Tout le monde sait, depuis que la philologie a cessé d’être une science fermée au grand nombre, quelles sont les principales différences qui séparent le latin des idiomes romans, du français par exemple. Les mots se resserrent et perdent une partie de leurs syllabes : celles qui précèdent et celles qui suivent la syllabe frappée de l’accent tonique sont ordinairement sacrifiées. Ce fait se produit déjà en ombrien : populum devient poplom, ce qui est déjà notre français peuple; vestitus (revêtu) devient vestis et piatus (consacré) fait pohaz. D’autre part la déclinaison s’appauvrit : nous voyons par exemple en français que le pronom relatif, au lieu des cinq cas du latin, n’en a plus que deux : qui et que. De même en ombrien le neutre du pronom relatif commence à servir pour le masculin, et le singulier est employé là où les règles d’accord exigeraient le pluriel. Il s’est trouvé de nos jours des philologues à idées aventureuses qui n’ont pas craint de soutenir (voulant probablement faire honneur à notre vieille Gaule) que le français est non pas une langue dérivée du latin, mais un frère du latin, non moins ancien et non moins primitif.

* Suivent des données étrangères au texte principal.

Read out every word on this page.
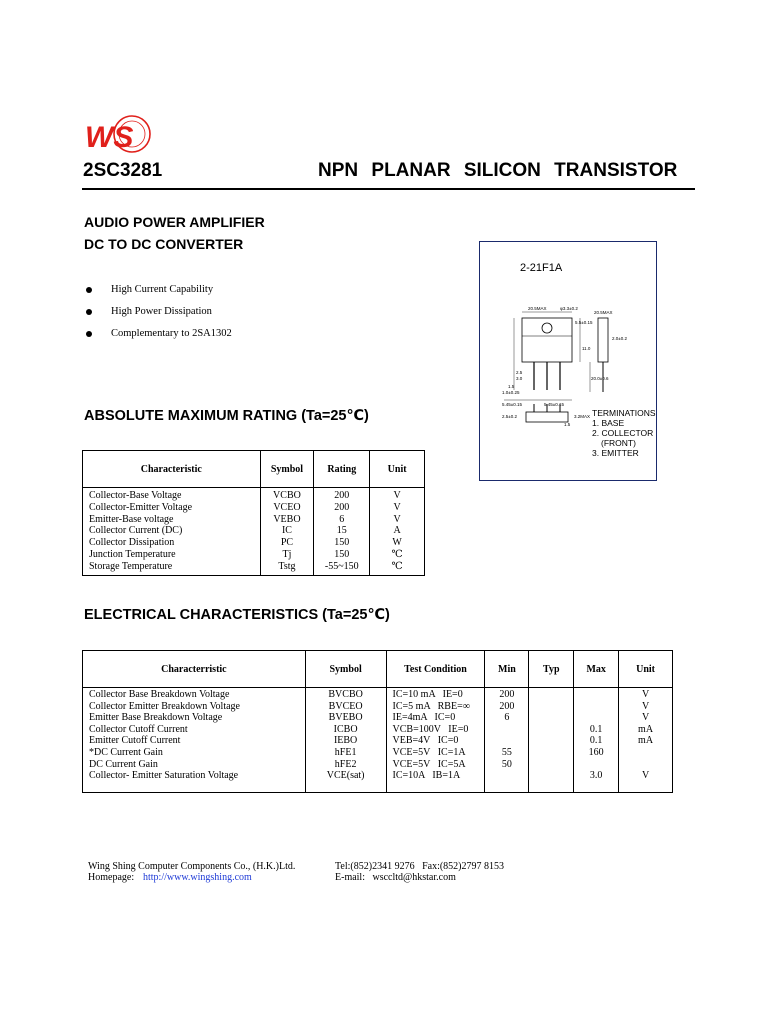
WS
2SC3281	NPN PLANAR SILICON TRANSISTOR
AUDIO POWER AMPLIFIER
DC TO DC CONVERTER
High Current Capability
High Power Dissipation
Complementary to 2SA1302
2-21F1A
20.5MAX	φ3.3±0.2
5.5±0.15
20.5MAX
2.0±0.2
11.0
2.5
3.0	20.0±0.6
1.5
1.0±0.25
5.45±0.15	5.45±0.15
3.2MAX
1.5
2.5±0.2	TERMINATIONS
1. BASE
2. COLLECTOR
(FRONT)
3. EMITTER
ABSOLUTE MAXIMUM RATING (Ta=25℃)
Characteristic	Symbol	Rating	Unit
Collector-Base Voltage	VCBO	200	V
Collector-Emitter Voltage	VCEO	200	V
Emitter-Base voltage	VEBO	6	V
Collector Current (DC)	IC	15	A
Collector Dissipation	PC	150	W
Junction Temperature	Tj	150	℃
Storage Temperature	Tstg	-55~150	℃
ELECTRICAL CHARACTERISTICS (Ta=25℃)
Characterristic	Symbol	Test Condition	Min	Typ	Max	Unit
Collector Base Breakdown Voltage	BVCBO	IC=10 mA   IE=0	200			V
Collector Emitter Breakdown Voltage	BVCEO	IC=5 mA   RBE=∞	200			V
Emitter Base Breakdown Voltage	BVEBO	IE=4mA   IC=0	6			V
Collector Cutoff Current	ICBO	VCB=100V   IE=0			0.1	mA
Emitter Cutoff Current	IEBO	VEB=4V   IC=0			0.1	mA
*DC Current Gain	hFE1	VCE=5V   IC=1A	55		160	
DC Current Gain	hFE2	VCE=5V   IC=5A	50			
Collector- Emitter Saturation Voltage	VCE(sat)	IC=10A   IB=1A			3.0	V
Wing Shing Computer Components Co., (H.K.)Ltd.
Homepage: http://www.wingshing.com
Tel:(852)2341 9276   Fax:(852)2797 8153
E-mail:   wsccltd@hkstar.com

Ces savans n’ont pas manqué d’appeler au secours de leur thèse le dialecte des Tables eugubines : il y a là en effet des phénomènes de décomposition qui annoncent déjà ce qui devait se passer dans la Gaule quatre ou cinq siècles plus tard; mais il est aussi des parties par où l’ombrien se montre plus ancien et mieux conservé que le latin. Ainsi certaines formes du verbe, certaines flexions du nom, qui ont disparu de la langue latine ou qui ne s’y trouvent plus qu’à titre d’exception, sont ici d’un usage courant. Je citerai seulement les génitifs en as, qui ne sont restés en latin que dans le seul mot pater-familias. Un des attraits de cette étude est de trouver employés en leur sens propre des termes qui en latin n’ont plus qu’un sens secondaire ou détourné. Ainsi mestra (pour maistra) est un adjectif féminin signifiant « plus grande, » tandis qu’en latin magister est devenu substantif et désigne toujours le maître : des expressions comme magister equitum (le plus grand parmi les cavaliers) nous laissent encore voir de quelle façon s’est opéré ce changement. Le mot filius veut dire « le fils » en latin : l’ombrien sues filios (des cochons de lait) nous montre que le sens originaire est « nourrisson[1]. » Certains renseignemens donnés par les poètes ou par les grammairiens trouvent une confirmation

  1. On peut rapprocher ce qui s’est passé en français, où infans (l’enfant qui ne parle pas encore) a donné le terme général d’enfant, sans compter infanterie et fantassins.